La sociedad occidental no sólo está desmoralizada sino que retroalimenta la desmoralización. Atribuimos los problemas a nuestros políticos y gobernantes o a quienes controlan las finanzas, sin asumir que unos y otros son una réplica de la sociedad, donde domina el egoísmo, el afán de disfrutar de las cosas y de los sentimientos hasta su agotamiento.
En medio de este desánimo social general, los jóvenes congregados en Madrid, afirman que el mundo y los individuos son un proyecto general y personal del que somos responsables cada uno. Hablan de moral, de esfuerzo, de solidaridad, de austeridad y de disciplina. No basta indignarse porque la sociedad no funciona, sino que es necesario implicarse para que algo cambie.
Apuestan por la responsabilidad en las relaciones personales, por el respeto a la vida y al propio cuerpo. Por desgracia los programas y propuestas de estos jóvenes tienen poca resonancia social, porque, también en esto, nuestra sociedad está dispuesta a sentarse para escuchar a los colectivos solamente cuando detrás hay reclamación apoyada por alguna forma de violencia de baja intensidad.
En medio de la proclamación festiva de los valores que deberían promoverse en la sociedad, siempre hay acciones orientadas al chantaje de esta Jornada y voces que intentan desviar el acontecimiento en otra dirección. Incluso se habla de grupos informativos (piquetes) en la entrada de residencias improvisadas en colegios públicos para acoger a miles de peregrinos. En el mejor de los casos no se oponen a la reunión de los jóvenes, pero los identifican con la intolerancia, el pasado y el ostracismo y como una amenaza para una convivencia progresista. Todo menos dejar espacio a lo religioso.
Por suerte, la sociedad civil española ha sabido separar lo laico de lo religioso. En España se ha regulado el aborto, el divorcio, los matrimonios homosexuales en contra de la opinión de la jerarquía católica. La separación entre sociedad civil y religiosa funciona y debe contar con nuestro apoyo. La sociedad civil se ha mantenido en su ámbito. La iglesia ha aceptado su papel, y nadie puede negarle el derecho a decir a sus creyentes dónde están los límites de la moral cristiana y cómo deben proyectar esta doctrina respetando los principios de la democracia.

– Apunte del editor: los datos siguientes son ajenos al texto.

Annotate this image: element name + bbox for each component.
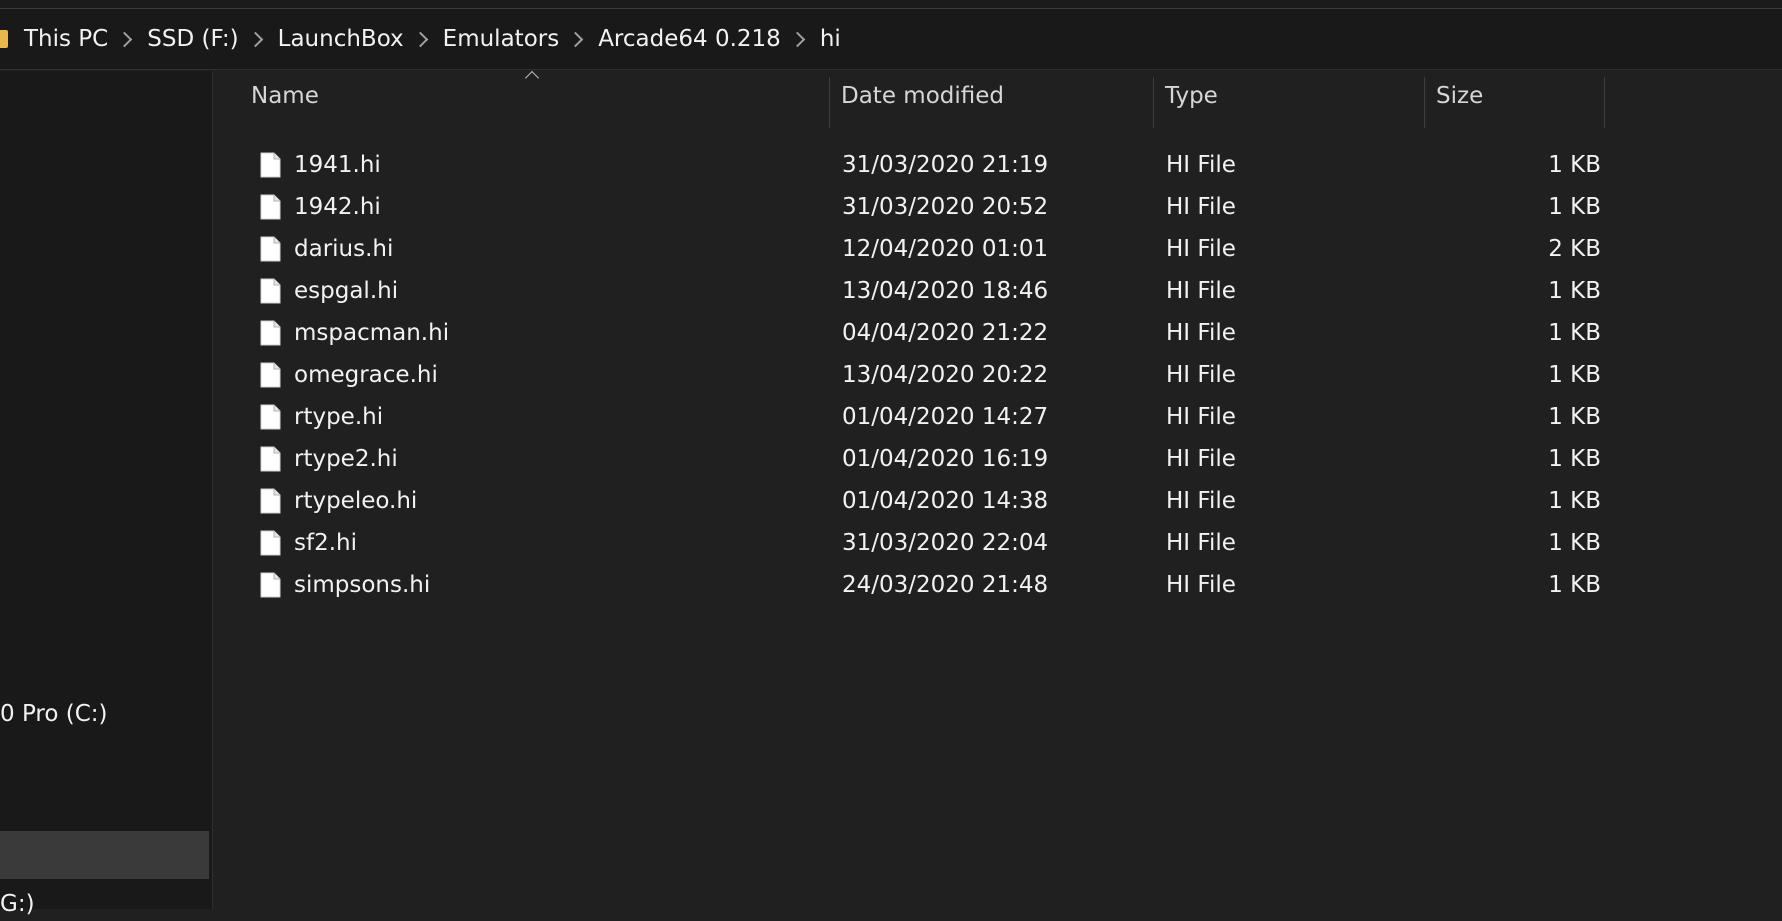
- file-date-modified: 31/03/2020 22:04: [842, 530, 1049, 556]
- file-type: HI File: [1166, 236, 1236, 262]
- file-name: omegrace.hi: [294, 362, 438, 388]
- column-header-size[interactable]: Size: [1425, 71, 1605, 122]
- file-date-modified: 04/04/2020 21:22: [842, 320, 1049, 346]
- file-date-modified: 31/03/2020 21:19: [842, 152, 1049, 178]
- file-type: HI File: [1166, 572, 1236, 598]
- file-row[interactable]: darius.hi 12/04/2020 01:01 HI File 2 KB: [213, 228, 1613, 270]
- file-row[interactable]: omegrace.hi 13/04/2020 20:22 HI File 1 K…: [213, 354, 1613, 396]
- file-name: rtype.hi: [294, 404, 384, 430]
- chevron-right-icon[interactable]: [789, 31, 806, 47]
- file-date-modified: 12/04/2020 01:01: [842, 236, 1049, 262]
- file-type: HI File: [1166, 278, 1236, 304]
- breadcrumb-launchbox[interactable]: LaunchBox: [278, 26, 404, 52]
- file-name: simpsons.hi: [294, 572, 431, 598]
- file-row[interactable]: espgal.hi 13/04/2020 18:46 HI File 1 KB: [213, 270, 1613, 312]
- file-name: espgal.hi: [294, 278, 399, 304]
- file-size: 1 KB: [1548, 488, 1601, 514]
- file-date-modified: 13/04/2020 20:22: [842, 362, 1049, 388]
- breadcrumb-emulators[interactable]: Emulators: [443, 26, 560, 52]
- address-bar[interactable]: This PC SSD (F:) LaunchBox Emulators Arc…: [0, 9, 1782, 70]
- nav-item-drive-g[interactable]: G:): [0, 887, 35, 921]
- file-date-modified: 31/03/2020 20:52: [842, 194, 1049, 220]
- file-icon: [260, 488, 281, 514]
- file-size: 2 KB: [1548, 236, 1601, 262]
- file-row[interactable]: 1942.hi 31/03/2020 20:52 HI File 1 KB: [213, 186, 1613, 228]
- chevron-right-icon[interactable]: [412, 31, 428, 47]
- file-type: HI File: [1166, 362, 1236, 388]
- file-icon: [260, 236, 281, 262]
- file-name: rtype2.hi: [294, 446, 398, 472]
- file-size: 1 KB: [1548, 278, 1601, 304]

En consecuencia, no está mal que miles de jóvenes nos recuerden que la sociedad necesita también los anclajes religiosos para articular una cultura de convivencia y solidaridad y que, a partir de los valores cristianos, hay otra manera de ver las cosas y que, en definitiva, no altera la naturaleza humana y dignifica a las personas y a la sociedad.